Lecture 2

Visualization Basics



Some basic principles from Norman:

Many analytical reasoning tasks follow this process


People understand new information relative to what is already understood

Schneiderman: “Overview first, zoom and filter, details on demand”

The Americas from a different perspective

When information is first presented, the user should be able to quickly orient themselves.

When a map program starts up it should start up with a view that makes it obvious what the map is showing. Maybe that is using your current location with your position clearly labelled, or maybe its a view the country or city that you are accessing the map program from. The zoom factor should also be appropriate enough - if you are initially zoomed in too far you may not see enough landmarks to judge the scale of the map.

Naturalness is an important design principle - better when the properties of the representation match the properties of the thing being represented. Representations that make use of spatial and perceptual relationships make more effective use of our brains. If these representations use arbitrary symbols then we need to use mental transformations, mental comparisons and other mental processes, forcing us to think reflectively. In experiential cognition we perceive and react efficiently. In reflective cognition we use our decision making skills.



The purpose of visualization is to make it easy for the user to see the patterns, the similarities, the differences in the data. This involves both the variation in the data itself and the ability of a human being to perceive variation.

In general you do not want to let the computer use its default values. Unless you are using a specific program for a specific field the default values will not be right for your work.

Principles of graphical excellence  from Tufte

Significant Digits

Your table should not show more accuracy than the accuracy of the data collection. The computer will happily compute an average out to an alarming number of digits, but if you only took measurements to one decimal point then that's as far as you should show any derived (average, min, max, median, etc) values. Programs may also reduce your significant digits by eliminating trailing zeros (turning 4.20 into 4.2) so you will want to force all the data of the same type collected in the same way to have the same number of significant digits.

Keep your audience in mind when creating a table. You will want to keep all of your data in its highest resolution form, but when you present it, present just the right amount of detail for the people you will be speaking to. More technical people will want more detail; less technical people will want the information at a higher level. Some people want to see detailed trends, others just overall trends.

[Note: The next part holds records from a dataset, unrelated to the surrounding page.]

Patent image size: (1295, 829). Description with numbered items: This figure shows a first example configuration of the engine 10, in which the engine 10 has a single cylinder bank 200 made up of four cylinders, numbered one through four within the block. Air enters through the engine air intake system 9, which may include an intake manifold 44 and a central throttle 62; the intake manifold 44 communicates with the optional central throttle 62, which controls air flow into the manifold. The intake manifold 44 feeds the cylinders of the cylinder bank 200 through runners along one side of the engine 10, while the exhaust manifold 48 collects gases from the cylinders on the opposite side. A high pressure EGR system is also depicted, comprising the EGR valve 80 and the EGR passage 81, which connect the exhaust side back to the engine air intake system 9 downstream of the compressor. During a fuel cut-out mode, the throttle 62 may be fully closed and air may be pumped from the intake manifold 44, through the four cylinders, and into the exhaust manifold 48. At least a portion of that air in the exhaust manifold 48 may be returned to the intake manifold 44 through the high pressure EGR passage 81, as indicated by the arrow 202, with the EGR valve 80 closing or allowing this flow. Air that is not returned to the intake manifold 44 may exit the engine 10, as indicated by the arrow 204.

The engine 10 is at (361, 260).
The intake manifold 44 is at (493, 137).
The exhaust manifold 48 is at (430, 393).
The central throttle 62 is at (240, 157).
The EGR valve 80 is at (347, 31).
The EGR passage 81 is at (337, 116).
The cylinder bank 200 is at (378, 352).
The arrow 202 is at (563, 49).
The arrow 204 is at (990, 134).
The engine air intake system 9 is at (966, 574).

Don't reuse your charts for different audiences, create new ones targetted towards the specific audience.

Text

You have several general choices of font styles to use

Since we are focusing on interactive computer-based visualizations, you should start with a sans-serif font like Helvetica and only change it if you have a very good reason.


all visualizations should be well labeled with a meaningful title and an explanatory legend



Colours

Avoid fully saturated colours (e.g. 255 0 0 red.) Look around you, most of the world is not bright primary colours. Pastels and colour mixtures are easier on the eyes - color brewer etc

And some more about colour:


It would be good if the colours you choose also work for people who are colour blind.

8 percent of men
1 percent of women
Are you colour blind? You can check on wikipedia - http://en.wikipedia.org/wiki/Ishihara_color_test

Here is an image from my backyard run through vischeck to show how it would look for 3 of the more common types of colour blindness.

You should at least make sure that you data doesnt blend together or disappear for people who are colour blind The colours I chose in the last couple graphs are OK, but an even better way is to avoid using green in your charts since red/geen is the most common form of colour blindness.  Photoshop can be used to check images (View menu, Proof Seup, Color Blindness), as can the tool at http://colororacle.cartography.ch/ and couple good web sites to check your graphics are:  http://www.vischeck.com/vischeck/ and http://colorfilter.wickline.org/



A really good book to look at for an introduction to this sort of thing is Edward Tufte's 'The Visual Display of Quantitative Information.'

Another good reference is Robert Harris' Information Graphics - A Comprehensive Illustrated Reference.



What should I do when I get a new dataset

Data mining By Jiawei Han, Micheline Kamber


Data Cleaning

Data Integration - How can I combine different data sets from different sources

Data Transformation
aggregation leads us into the more general concept of data reduction

Miles and Huberman (1994):
Data reduction is not something separate from analysis. It is part of analysis. The researcher’s decisions—which data chunks to code and which to pull out, which evolving story to tell—are all analytic choices. Data reduction is a form of analysis that sharpens, sorts, focuses, discards, and organizes data in such a way that “final” conclusions can be drawn and verified.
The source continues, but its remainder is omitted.